Tomorrow morning, why not turn the amazing Eggs Benedict into an equally amazing Eggs Royale.
By Rochelle Ramos
The original Eggs Benedict is a toasted English muffin, topped with a crispy edge ham or bacon and topped with a poached egg and the completely decadent Hollandaise sauce. Now this is all well and good, but I wanted something more. I wanted the silky smooth and subtle smokey flavor of smoked salmon instead.
This turns the fantastic thing that is a Benedict into a Royale. And since this was lunch, a few other things got changed around to accommodate for it like fresh Portuguese bread buns lightly toasted instead of the muffin and a saute of crispy edged mushrooms, browned onions and sweet peppers. But the thing that stayed true was the poached egg that when punctured, oozes yolk on top of the layers and the creamy lemon of Hollandaise that brought it all together.
- 6 mushrooms, thinly sliced
- ½ red bell pepper, sliced
- ½ onion, sliced
- 2 cloves garlic, peeled and minced
- pinch of salt
- olive oil
- 2 Portuguese bread buns, cut in half and lightly toasted
- 6 oz (170g) smoked salmon
- 4 eggs
- ½ tablespoon vinegar
- pinch of salt
- 5.5 oz (156g) unsalted butter
- 3 egg yolks
- 1 tablespoon cold water
- 1 lemon, juiced
- black/pink/white/green peppercorn mix, freshly ground
- Heat olive oil in saute pan over medium high heat. Add mushrooms and garlic to the pan and allow the edges of the mushrooms to brown, stirring occasionally. Add in the bell pepper and onion and stir together until onions have browned and peppers have softened. Season with a pinch of salt.
- Assemble the eggs royale by placing the bread on a plate with the toasted cut side up. Top with mushroom/onion/pepper mixture, smoked salmon and then poached egg. Cover with Hollandaise sauce and season with salt, freshly ground pepper and cilantro or parsley for garnish.

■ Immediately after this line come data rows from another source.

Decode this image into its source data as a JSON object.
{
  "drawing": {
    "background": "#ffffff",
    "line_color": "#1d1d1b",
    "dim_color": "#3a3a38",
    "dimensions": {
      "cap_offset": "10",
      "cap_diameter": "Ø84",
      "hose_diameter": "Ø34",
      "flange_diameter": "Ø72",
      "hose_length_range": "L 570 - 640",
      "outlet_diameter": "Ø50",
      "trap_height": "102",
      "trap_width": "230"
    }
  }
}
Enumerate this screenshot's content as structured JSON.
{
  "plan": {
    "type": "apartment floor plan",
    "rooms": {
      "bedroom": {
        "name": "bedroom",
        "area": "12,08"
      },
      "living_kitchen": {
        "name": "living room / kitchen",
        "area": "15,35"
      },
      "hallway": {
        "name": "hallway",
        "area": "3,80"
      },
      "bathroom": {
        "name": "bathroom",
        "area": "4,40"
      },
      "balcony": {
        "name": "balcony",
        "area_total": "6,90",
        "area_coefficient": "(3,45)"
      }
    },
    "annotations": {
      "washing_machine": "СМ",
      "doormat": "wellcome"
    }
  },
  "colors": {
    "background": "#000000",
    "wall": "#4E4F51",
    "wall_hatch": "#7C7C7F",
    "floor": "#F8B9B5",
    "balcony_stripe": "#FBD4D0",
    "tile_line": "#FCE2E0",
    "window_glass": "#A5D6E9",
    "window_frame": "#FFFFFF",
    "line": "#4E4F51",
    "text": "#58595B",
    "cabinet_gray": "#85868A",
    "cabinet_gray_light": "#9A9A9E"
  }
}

- Heat butter in a small sauce pan over low heat, allowing it to melt completely. Continue to let the butter simmer until no more foam seems to be forming at the top. Skim the foam from the top of the butter and set the pan aside. (You can strain it through a mesh strainer lined with cheesecloth to remove any foam that was missed, but you don't have to.)
- Bring a small pot of water, to a boil on the stove. Do not fill it completely, as it shouldn't touch the bottom of the bowl when it's placed on top.
- Reduce heat to low and allow water to simmer.
- In a glass or stainless steel, heat proof mixing bowl, whisk together the yolks and the cold water for 1-2 minutes or until frothy. Place the bowl on the pot of simmering water and whisk continuously for 2-3 minutes or until slightly thickened.
- Remove the bowl from the pot and gradually, about a couple teaspoons at a time, pour in the warm butter, again whisking continuously.
- After all the butter has been added, whisk in the lemon juice and season with salt and ground pepper. Continue to whisk until thickened.
- When done, the sauce should be thick but smooth. If you prefer a thinner sauce, add more lemon juice or room temperature water a teaspoon at time and whisk until well incorporated
- Bring a few inches of water in a pot to a simmer. Add in vinegar and a pinch of salt.
- Break egg into a small bowl and reduce heat of water to low. Once water has reduced to a very hot temperature, but not simmering, stir it with a spoon in one direction to create a whirlpool. Drop the egg into the water and allow it to cook for a 2-3 minutes, or until slightly firm on the outside and still soft on the inside. Use a slotted spoon to remove the egg from the pot and place it on a paper towel to allow it to drain of excess water.